We hear from so many of you every day. Over email, on Twitter, and in person. And that’s why we can say, without reservation, we have the best grassroots team in politics. Thanks for being a part of it and hitting these milestones with us.

Pete for America

It’s a whole email to say thank you and crossed with a donation ask.

Buttigieg also sent the only Info email of the day.

Emails like Buttigieg’s “thank you” one above are one of the reasons why these charts just don’t feel like they tell the whole story.

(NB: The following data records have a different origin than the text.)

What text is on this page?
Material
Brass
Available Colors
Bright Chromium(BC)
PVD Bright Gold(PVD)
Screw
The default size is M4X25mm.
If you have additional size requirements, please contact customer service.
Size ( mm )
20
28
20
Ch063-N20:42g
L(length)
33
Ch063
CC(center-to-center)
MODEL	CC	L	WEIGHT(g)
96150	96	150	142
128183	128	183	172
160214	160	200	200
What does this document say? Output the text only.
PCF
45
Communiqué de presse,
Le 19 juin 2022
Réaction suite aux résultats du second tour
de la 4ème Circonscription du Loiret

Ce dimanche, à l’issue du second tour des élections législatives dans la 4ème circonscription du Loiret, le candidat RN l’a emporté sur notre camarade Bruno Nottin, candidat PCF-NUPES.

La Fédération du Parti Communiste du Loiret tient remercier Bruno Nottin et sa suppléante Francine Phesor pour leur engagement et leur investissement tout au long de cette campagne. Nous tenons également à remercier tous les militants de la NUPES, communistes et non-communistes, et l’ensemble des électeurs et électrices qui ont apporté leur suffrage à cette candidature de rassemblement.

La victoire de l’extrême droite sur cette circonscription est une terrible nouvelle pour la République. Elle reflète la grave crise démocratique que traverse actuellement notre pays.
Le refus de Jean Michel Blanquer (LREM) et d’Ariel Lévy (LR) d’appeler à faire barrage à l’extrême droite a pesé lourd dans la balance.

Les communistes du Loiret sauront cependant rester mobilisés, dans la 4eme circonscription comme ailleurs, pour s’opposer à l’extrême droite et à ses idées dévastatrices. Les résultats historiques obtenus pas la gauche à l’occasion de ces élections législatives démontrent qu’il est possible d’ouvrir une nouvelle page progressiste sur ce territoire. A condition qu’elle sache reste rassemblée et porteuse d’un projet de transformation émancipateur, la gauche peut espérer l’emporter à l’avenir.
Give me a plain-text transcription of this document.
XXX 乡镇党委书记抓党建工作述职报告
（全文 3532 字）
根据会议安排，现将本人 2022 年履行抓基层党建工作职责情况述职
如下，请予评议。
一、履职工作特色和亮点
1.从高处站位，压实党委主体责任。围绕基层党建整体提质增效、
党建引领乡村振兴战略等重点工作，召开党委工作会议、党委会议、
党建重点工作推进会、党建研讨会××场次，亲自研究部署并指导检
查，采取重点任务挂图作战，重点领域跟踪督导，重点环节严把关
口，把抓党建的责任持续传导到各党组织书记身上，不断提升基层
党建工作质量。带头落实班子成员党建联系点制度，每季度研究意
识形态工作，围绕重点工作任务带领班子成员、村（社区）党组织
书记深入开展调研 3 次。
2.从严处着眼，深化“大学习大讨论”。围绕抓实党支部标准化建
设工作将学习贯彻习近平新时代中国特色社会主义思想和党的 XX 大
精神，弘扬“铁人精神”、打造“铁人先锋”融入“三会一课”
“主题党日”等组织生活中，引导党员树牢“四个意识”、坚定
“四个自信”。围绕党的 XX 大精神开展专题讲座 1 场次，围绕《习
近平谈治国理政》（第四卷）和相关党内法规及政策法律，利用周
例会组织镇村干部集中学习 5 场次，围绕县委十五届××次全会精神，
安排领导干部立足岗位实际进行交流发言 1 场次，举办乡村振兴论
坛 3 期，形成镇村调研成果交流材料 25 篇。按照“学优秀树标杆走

That email was very nice. I enjoyed reading it. It got lumped into the “Donate” category of this pie chart. Buttigieg also put out a Medicare for All Who Want It policy, which was the one “Info” email of the week, however, Elizabeth Warren put out a “Merch” email that actually explained a point of her campaign. That mint green that is such a signature color for her campaign? It’s actually called “Liberty Green,” and it’s inspired by the Statue of Liberty. (Also, she has three new shirts available in Liberty Green.) I like getting little tidbits like that in emails.

Cory Booker also had a merch email on Thursday. After a week of struggling with his cash deadline, he decided instead to offer up TOTALLY FREE Cory 2020 stickers.

However, this sticker email only went to his non-donors.

TOTALLY FREE stickers like these and like the ones Harris had done in the past are ways to grow your email list. They’re not as attention grabbing as offering $1,000 a month, but they’re relatively cheap to produce and since they’re not even asking for a donation in return, people are more apt to click and give their information. It’s just an address for a FREE STICKER, after all.

Just keep in mind, they’re doing this to send you more information. The sticker is just the small price they have to pay.

Or the book.

Yes, Beto O’Rourke is doing the same thing Booker is doing with stickers, but he’s instead offering up a copy of his book. It both promotes his legalizing marijuana platform and expands his mailing list… all for the low, low cost of whatever you want to donate. He’d suggest his average donation of $20, but you can give anything. Just remember that he needs to pay for printing and shipping!

But hey, if all else fails in your list-growing activities, you can always do what Kamala Harris said she’d do.

That was her email subject.
One of these candidates has dropped out! I’m so excited!